Question

A conical container can hold 120π cubic centimeters of water. The diameter of the base of the container is 12 centimeters.

The height of the container is centimeters. If its diameter and height were both doubled, the container's capacity would be times its original capacity.

Answer 1

Answer: The height of the container is 10 centimeters. If its diameter and height were both doubled, the container's capacity would be 8 times its original capacity.

Explanation:

The volume of a cone can be calculated with this formula:

`V=(\pi r^2h)/(3)`

Where "r" is the radius and "h" is the height.

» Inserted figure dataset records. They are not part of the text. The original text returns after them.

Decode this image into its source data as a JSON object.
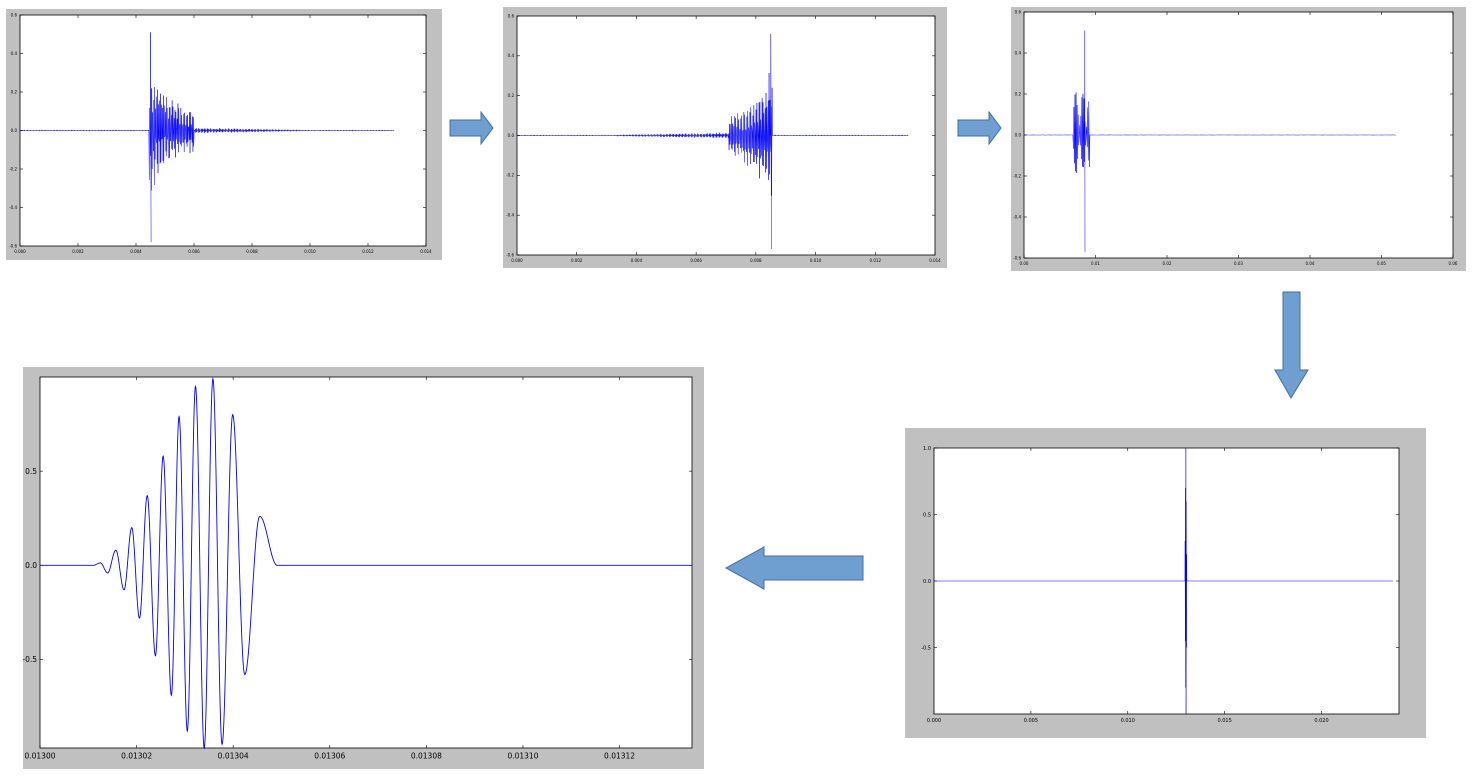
{
  "colors": {
    "frame": "#c0c0c0",
    "plot_bg": "#ffffff",
    "line": "#0000ff",
    "arrow_fill": "#6f9fd0",
    "arrow_stroke": "#3f6fa8"
  },
  "arrows": [
    {
      "direction": "right",
      "icon": "right-arrow-icon"
    },
    {
      "direction": "right",
      "icon": "right-arrow-icon"
    },
    {
      "direction": "down",
      "icon": "down-arrow-icon"
    },
    {
      "direction": "left",
      "icon": "left-arrow-icon"
    }
  ],
  "chart_data": [
    {
      "type": "line",
      "description": "raw signal",
      "xlim": [
        0.0,
        0.014
      ],
      "ylim": [
        -0.6,
        0.6
      ],
      "xticks": [
        "0.000",
        "0.002",
        "0.004",
        "0.006",
        "0.008",
        "0.010",
        "0.012",
        "0.014"
      ],
      "yticks": [
        "0.6",
        "0.4",
        "0.2",
        "0.0",
        "-0.2",
        "-0.4",
        "-0.6"
      ],
      "grid": false,
      "signal": {
        "x_end": 0.0129,
        "burst_start": 0.00445,
        "burst_end": 0.006,
        "peak_x": 0.0045,
        "peak_max": 0.51,
        "peak_min": -0.58,
        "tail_end": 0.0099
      }
    },
    {
      "type": "line",
      "description": "time-reversed signal",
      "xlim": [
        0.0,
        0.014
      ],
      "ylim": [
        -0.6,
        0.6
      ],
      "xticks": [
        "0.000",
        "0.002",
        "0.004",
        "0.006",
        "0.008",
        "0.010",
        "0.012",
        "0.014"
      ],
      "yticks": [
        "0.6",
        "0.4",
        "0.2",
        "0.0",
        "-0.2",
        "-0.4",
        "-0.6"
      ],
      "grid": false,
      "signal": {
        "x_end": 0.0131,
        "burst_start": 0.0071,
        "burst_end": 0.00855,
        "peak_x": 0.0085,
        "peak_max": 0.51,
        "peak_min": -0.57,
        "tail_start": 0.0031
      }
    },
    {
      "type": "line",
      "description": "longer window",
      "xlim": [
        0.0,
        0.06
      ],
      "ylim": [
        -0.6,
        0.6
      ],
      "xticks": [
        "0.00",
        "0.01",
        "0.02",
        "0.03",
        "0.04",
        "0.05",
        "0.06"
      ],
      "yticks": [
        "0.6",
        "0.4",
        "0.2",
        "0.0",
        "-0.2",
        "-0.4",
        "-0.6"
      ],
      "grid": false,
      "signal": {
        "x_end": 0.052,
        "burst_start": 0.0069,
        "burst_end": 0.0092,
        "peak_x": 0.0085,
        "peak_max": 0.51,
        "peak_min": -0.57
      }
    },
    {
      "type": "line",
      "description": "single impulse",
      "xlim": [
        0.0,
        0.024
      ],
      "ylim": [
        -1.0,
        1.0
      ],
      "xticks": [
        "0.000",
        "0.005",
        "0.010",
        "0.015",
        "0.020"
      ],
      "yticks": [
        "1.0",
        "0.5",
        "0.0",
        "-0.5"
      ],
      "grid": false,
      "signal": {
        "x_end": 0.0237,
        "spike_x": 0.013,
        "spike_max": 1.0,
        "spike_min": -1.0
      }
    },
    {
      "type": "line",
      "description": "zoomed impulse (wavelet)",
      "xlim": [
        0.013,
        0.013135
      ],
      "ylim": [
        -0.97,
        1.0
      ],
      "xticks": [
        "0.01300",
        "0.01302",
        "0.01304",
        "0.01306",
        "0.01308",
        "0.01310",
        "0.01312"
      ],
      "yticks": [
        "0.5",
        "0.0",
        "-0.5"
      ],
      "grid": false,
      "extrema": [
        {
          "x": 0.013011,
          "y": 0.0
        },
        {
          "x": 0.0130125,
          "y": 0.013
        },
        {
          "x": 0.013014,
          "y": -0.04
        },
        {
          "x": 0.0130157,
          "y": 0.08
        },
        {
          "x": 0.0130174,
          "y": -0.13
        },
        {
          "x": 0.013019,
          "y": 0.2
        },
        {
          "x": 0.0130206,
          "y": -0.28
        },
        {
          "x": 0.0130222,
          "y": 0.37
        },
        {
          "x": 0.0130239,
          "y": -0.48
        },
        {
          "x": 0.0130255,
          "y": 0.58
        },
        {
          "x": 0.0130272,
          "y": -0.69
        },
        {
          "x": 0.0130288,
          "y": 0.79
        },
        {
          "x": 0.0130305,
          "y": -0.88
        },
        {
          "x": 0.0130322,
          "y": 0.95
        },
        {
          "x": 0.013034,
          "y": -0.97
        },
        {
          "x": 0.0130358,
          "y": 0.99
        },
        {
          "x": 0.0130377,
          "y": -0.95
        },
        {
          "x": 0.0130399,
          "y": 0.8
        },
        {
          "x": 0.0130424,
          "y": -0.58
        },
        {
          "x": 0.0130455,
          "y": 0.26
        },
        {
          "x": 0.0130491,
          "y": 0.0
        },
        {
          "x": 0.013135,
          "y": 0.0
        }
      ]
    }
  ]
}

We know that the radius is half the diameter. Then:

`r=(12cm)/(2)=6cm`

We know the volume and the radius of the conical container, then we can find "h":

`120\pi cm^3=(\pi (6cm)^2h)/(3)\\\\(3)(120\pi cm^3)=\pi (6cm)^2h\\\\h=(3(120\pi cm^3))/(\pi (6cm)^2)\\\\h=10cm`

The diameter and height doubled are:

`d=12cm*2=24cm\\h=10cm*2=20cm`

Now the radius is:

`r=(24cm)/(2)=12cm`

And the container capacity is

`V=(\pi (12cm)^2(20cm))/(3)=960\pi cm^3`

Then, to compare the capacities, we can divide this new capacity by the original:

`(960\pi cm^3)/(120\pi cm^3)=8`

Therefore, the container's capacity would be 8 times its original capacity.

Answer 2

A. 10cm

B. 8 times

Explanation:

The question is on volume of a conical container

Volume of a cone=
`\pi r^(2) h/3`

where r is the radius of base and h is the height of the cone

Given diameter= 12 cm, thus radius r=12/2 =6 cm

`v=\pi r^2h/3 \\120\pi =\pi *6*6*h/3\\120\pi =12\pi h\\10=h`

h=10 cm

B.

If height and diameter were doubled

New height = 2×10 =20 cm

New diameter = 2×12 = 24, r=12 cm

volume =
`v=\pi r^2h/3\\v=\pi *12*12*20/3\\v=960\pi`

To find the number of times we divide new volume with the old volume

`N= 960\pi /120\pi \\\\N= 8`